The Circle of LIFE

Published: Monday, August 31, 2015

They say what goes around, comes around.

For LIFE Beaver County Center Director Marie Timpano and LIFE participant Lucretia Bentley, this couldn't be more true.

Timpano grew up in Pulaski Homes, a 100-unit public housing development in New Brighton. The youngest of four impressionable children, Timpano remembers her Italian family and her neighbors of various races and ethnicities being stereotyped and ridiculed for being poor. "There was a lot of negativity in Pulaski, and plenty of ways for us kids to get into trouble."

Until a woman came into Timpano's life who changed her forever.
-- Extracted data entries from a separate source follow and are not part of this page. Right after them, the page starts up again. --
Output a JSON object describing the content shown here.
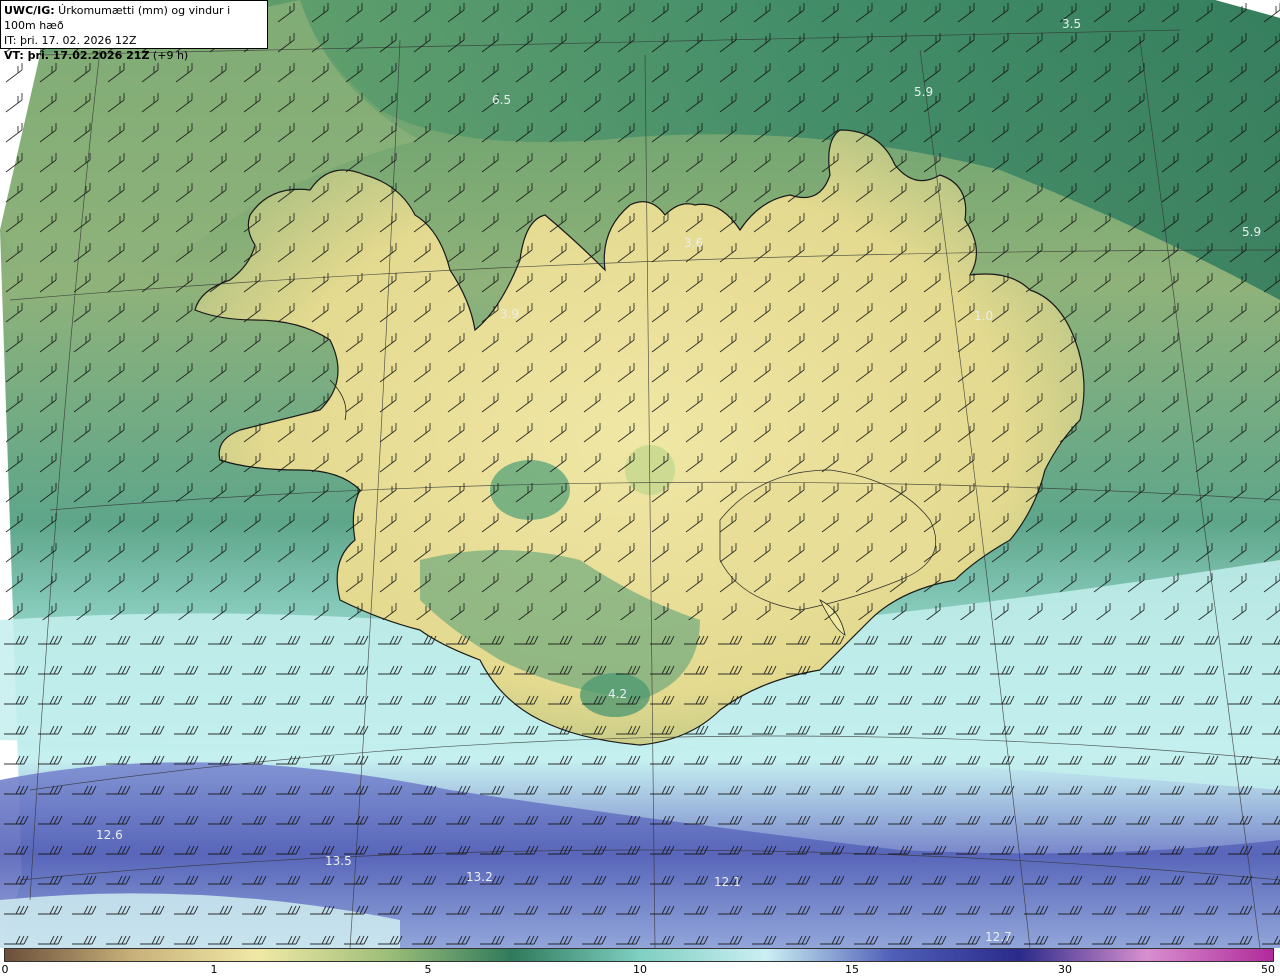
{
  "header": {
    "model": "UWC/IG:",
    "title": " Úrkomumætti (mm) og vindur i 100m hæð",
    "it_label": "IT:",
    "it_value": " þri. 17. 02. 2026 12Z",
    "vt_label": "VT:",
    "vt_value": " þri. 17.02.2026 21Z",
    "vt_lead": " (+9 h)"
  },
  "colorbar": {
    "ticks": [
      "0",
      "1",
      "5",
      "10",
      "15",
      "30",
      "50"
    ],
    "colors": [
      "#6b4f3a",
      "#c8b07a",
      "#f0e9a6",
      "#9fbf7a",
      "#2f7a5c",
      "#7fcfc2",
      "#cbeff3",
      "#4f5fb8",
      "#2a2a8a",
      "#d88fd0",
      "#b02a9a"
    ]
  },
  "map": {
    "colors": {
      "ocean_north": "#4f9a6e",
      "ocean_west": "#8fb27a",
      "land_yellow": "#eee39e",
      "ocean_south": "#bfeff0",
      "ocean_far_south": "#6e7ec8",
      "deep_blue": "#4a55b0",
      "coast_line": "#1a1a1a"
    },
    "value_labels": [
      "3.5",
      "6.5",
      "5.9",
      "5.9",
      "3.6",
      "3.9",
      "1.0",
      "4.2",
      "12.6",
      "13.5",
      "13.2",
      "12.1",
      "12.7"
    ]
  }
}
Lucretia Bentley began working for the Beaver County Housing Authority in 1968, and was employed there for 27 years. As the apartment manager for the Pulaski housing community, she did far more than just run the day-to-day business operations of the complex. She became a friend, confidante, advocate and mentor for many who lived there.

"Mrs. Bentley would walk around the community every day, engaging everyone. She would sit in my kitchen and have coffee with my mother. She always encouraged the kids and taught us the importance of education," Timpano said. "And if you were getting into trouble, she would gently, yet sternly point you in the right direction. She always saw the good in people."

Even at a young age, Timpano recognized what a special person Bentley was, and knew she wanted to make a difference in the lives of others one day, as Mrs. Bentley had done for her. "I wanted to be what Mrs. Bentley was," she said.

"When an application came across my desk at LIFE Beaver County a year or so ago for Mrs. Bentley, I couldn't believe it!" Timpano said.

"Oh, I recognized Marie right away!" Mrs. Bentley said. "She looks so much like her mother did all those years ago."

Since reuniting, Timpano and Bentley have had many opportunities to discuss their lives in Pulaski, good times and bad. They both recall families that struggled to maintain their dignity while receiving public assistance.

"I am a people person," Mrs. Bentley said. "I understood these folks and what they needed. People thought that because you lived in the projects, you were nothing," she said. "I needed to get out among the people, talk to them and hear what they had to say."

Timpano feels certain that God put Mrs. Bentley back into her life now so that she could return the love and support that Mrs. Bentley showed her family and many others. "It is a true blessing to have her at LIFE Beaver County now. She comes to the Center several days a week and loves to socialize with the other participants. Everyone loves Mrs. Bentley!"

"I have been blessed by coming here," Mrs. Bentley said. "It's been wonderful spending time with Marie again and seeing how good she turned out!"

Pictured at right: Marie Timpano and Lucretia Bentley, reunited at LIFE Beaver County. Timpano wears a handcrafted necklace every day, made of a piece of the brick from the original Pulaski housing development as a reminder of her childhood.